The Minnis administration, in a statement issued late last night, said it will unveil amendments to the Commercial Entities (Substance Requirements) Act to satisfy the 28-nation bloc’s demands following the prime minister’s recent trip to Brussels.
“The amendments follow the latest round of high-level discussions between senior government officials and the European Commission, and take into account feedback received from the commission following an assessment of the legislation,” the government said.
It thus appears that the EU was dissatisfied with parts of the Act passed in early December 2018, and that The Bahamas was in danger of being re-blacklisted if it failed to adjust the legislation to its satisfaction.
In particular, the government said today’s changes will alter the sections relating to “holding companies and resident criteria”.
“The Commercial Entities (Substance Requirements) (Amendment) Bill 2019 expands and clarifies various definitions, and substance and reporting requirements under the original legislation,” the statement last night said.
“Government worked closely with key stakeholders in the financial services sector in preparing the amendments to the Commercial Entities (Substance Requirements) Act. International advisors were also consulted.
“The amendments reinforce the government’s intent to take all necessary steps to safeguard the financial services sector and maintain the industry’s competitive edge, and ensure the removal of The Bahamas from all watch lists in the shortest time frame possible.”
The government met with the financial services industry on Monday to discuss the proposed changes, and has also met with the opposition on the matter.
The Commercial Entities (Substance Requirements) Act is designed to address the EU’s demand for all nations to impose “economic substance” regimes that effectively require companies to prove they have a physical presence - and are doing “real business” - in a jurisdiction.
It wants corporate profits, revenues and assets to be taxed in the jurisdictions where they are generated. They are thus aiming to prevent companies, especially multinational corporations, from exploiting gaps in tax types, rates and rules to artificially shift profits from jurisdictions where they are generated to low or ‘no tax’ jurisdictions, thus lowering their tax bill.
The Bahamian law requires entities operating in this nation to show they have a physical presence by conducting income-generating activities here. Management and control must also reside in this country.
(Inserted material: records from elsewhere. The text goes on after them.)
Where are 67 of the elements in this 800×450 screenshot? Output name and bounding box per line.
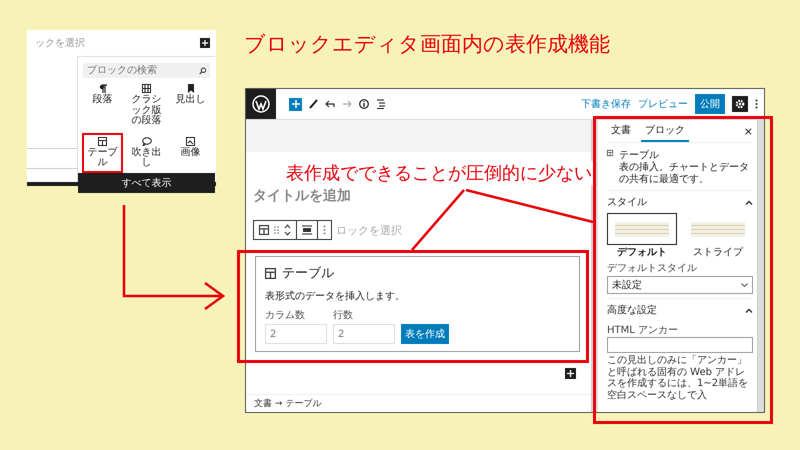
row-count-field[interactable]: 2 bbox=[333, 324, 395, 344]
block-item[interactable]: 画像 bbox=[170, 132, 211, 172]
bookmark-icon bbox=[186, 84, 194, 93]
search-field[interactable]: ブロックの検索 bbox=[83, 63, 210, 78]
anchor-field[interactable] bbox=[607, 337, 753, 353]
speech-bubble-icon bbox=[142, 136, 152, 146]
add-block-button[interactable] bbox=[565, 368, 576, 379]
plus-icon[interactable] bbox=[200, 38, 210, 48]
scrollbar[interactable] bbox=[757, 120, 764, 412]
field-label: HTML アンカー bbox=[607, 324, 680, 337]
block-item[interactable]: 段落 bbox=[82, 80, 123, 130]
image-icon bbox=[186, 136, 195, 146]
drag-handle-icon[interactable] bbox=[274, 226, 279, 234]
settings-icon bbox=[735, 99, 745, 109]
field-label: カラム数 bbox=[265, 309, 306, 322]
section-title: スタイル bbox=[607, 196, 647, 209]
publish-button[interactable]: 公開 bbox=[695, 94, 725, 114]
column-count-field[interactable]: 2 bbox=[265, 324, 327, 344]
block-title: テーブル bbox=[282, 265, 334, 282]
block-name: テーブル bbox=[619, 148, 660, 162]
settings-button[interactable] bbox=[732, 96, 748, 112]
pencil-icon[interactable] bbox=[309, 99, 318, 109]
section-title: 高度な設定 bbox=[607, 304, 657, 317]
align-icon[interactable] bbox=[302, 225, 312, 235]
block-item[interactable]: クラシック版の段落 bbox=[126, 80, 167, 130]
save-draft-link[interactable]: 下書き保存 bbox=[581, 97, 631, 111]
block-item[interactable]: テーブル bbox=[82, 132, 123, 172]
move-arrows-icon[interactable] bbox=[284, 224, 291, 236]
block-description: 表の挿入。チャートとデータの共有に最適です。 bbox=[619, 162, 750, 185]
info-icon[interactable] bbox=[359, 99, 369, 109]
create-table-button[interactable]: 表を作成 bbox=[401, 324, 449, 344]
style-preview[interactable] bbox=[607, 213, 677, 245]
close-button[interactable]: × bbox=[744, 124, 753, 138]
sidebar-tab[interactable]: 文書 bbox=[607, 120, 635, 142]
hint-text: ックを選択 bbox=[35, 37, 85, 50]
breadcrumb: 文書 → テーブル bbox=[246, 394, 591, 412]
sidebar-tab[interactable]: ブロック bbox=[641, 120, 689, 142]
show-all-button[interactable]: すべて表示 bbox=[78, 172, 215, 192]
list-icon[interactable] bbox=[376, 99, 386, 109]
more-icon[interactable] bbox=[755, 99, 758, 109]
chevron-icon bbox=[741, 283, 748, 287]
table-icon[interactable] bbox=[259, 225, 269, 235]
block-item[interactable]: 見出し bbox=[170, 80, 211, 130]
hint-text: ロックを選択 bbox=[336, 222, 402, 238]
style-label: デフォルト bbox=[617, 246, 667, 259]
search-icon bbox=[198, 66, 206, 74]
section-header[interactable]: スタイル bbox=[607, 191, 753, 213]
field-label: 行数 bbox=[333, 309, 354, 322]
style-label: ストライプ bbox=[693, 246, 743, 259]
table-icon bbox=[265, 268, 276, 278]
undo-icon[interactable] bbox=[325, 100, 335, 108]
help-text: この見出しのみに「アンカー」と呼ばれる固有の Web アドレスを作成するには、1~2単語を空白スペースなしで入 bbox=[607, 355, 750, 401]
paragraph-icon bbox=[98, 84, 106, 93]
table-icon bbox=[607, 148, 614, 158]
field-label: デフォルトスタイル bbox=[607, 262, 698, 275]
default-style-select[interactable]: 未設定 bbox=[607, 276, 753, 294]
table-icon bbox=[98, 136, 107, 146]
callout-text: 表作成でできることが圧倒的に少ない bbox=[284, 161, 594, 185]
heading: ブロックエディタ画面内の表作成機能 bbox=[244, 31, 610, 58]
block-description: 表形式のデータを挿入します。 bbox=[265, 290, 406, 303]
plus-icon bbox=[292, 100, 300, 108]
plus-icon bbox=[567, 370, 574, 377]
grid-icon bbox=[142, 84, 151, 93]
logo-icon[interactable] bbox=[246, 89, 276, 119]
section-header[interactable]: 高度な設定 bbox=[607, 298, 753, 321]
block-item[interactable]: 吹き出し bbox=[126, 132, 167, 172]
preview-link[interactable]: プレビュー bbox=[638, 97, 688, 111]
Headquarters operations, together with banking, insurance, fund management, financing and leasing, shipping, distribution or service center operations, and holding companies, are the business activities under the Act that must have a “substantial presence” in The Bahamas through offices and employees and be conducting “real business” activities.
K P Turnquest, the deputy prime minister, in unveiling the Act in the House pre-Christmas, said it was benchmarked on Jersey’s and met EU demands by eliminating the “distinction” that allowed companies to form International Business Companies (IBCs) and other corporate entities as passive “fronting” or holding vehicles that had no physical presence - in terms of an office or staff - in this nation.
“All companies operating from the Bahamas must demonstrate substantial economic and operational presence or have their activity reported and taxed in the jurisdiction where the substantial relevant activity is conducted, so that they can be assessed for tax purposes in that jurisdiction,” the Deputy Prime Minister explained.
Conceding that there was “a new paradigm” when it comes to financial services, Mr Turnquest said the criteria for assessing whether a company has complied with the Bill - besides having an office and staff here - includes the presence of “mind and management” through directors and Board meetings.
“You can’t just pad a company with nominee directors,” he added. “They must have the qualifications to fulfill the substance requirements and make the decisions they’d be expected to make in the conduct of business.
“In essence the intent of the Commercial Entities (Substance Requirements) Bill 2018 is to make the activities of an entity commensurate with its presence in The Bahamas. This means that, at its most basic level, it requires that the included entities have a bona fide office and be more than a ‘brass plate’ at the office of its registered agent.
“The entity should also have tangible assets with a direct connection to its business, and the entity should be in compliance with all reporting obligations within the jurisdiction.... The EU has sent a clear message that substance requirements legislation must be passed by December 31, 2018.”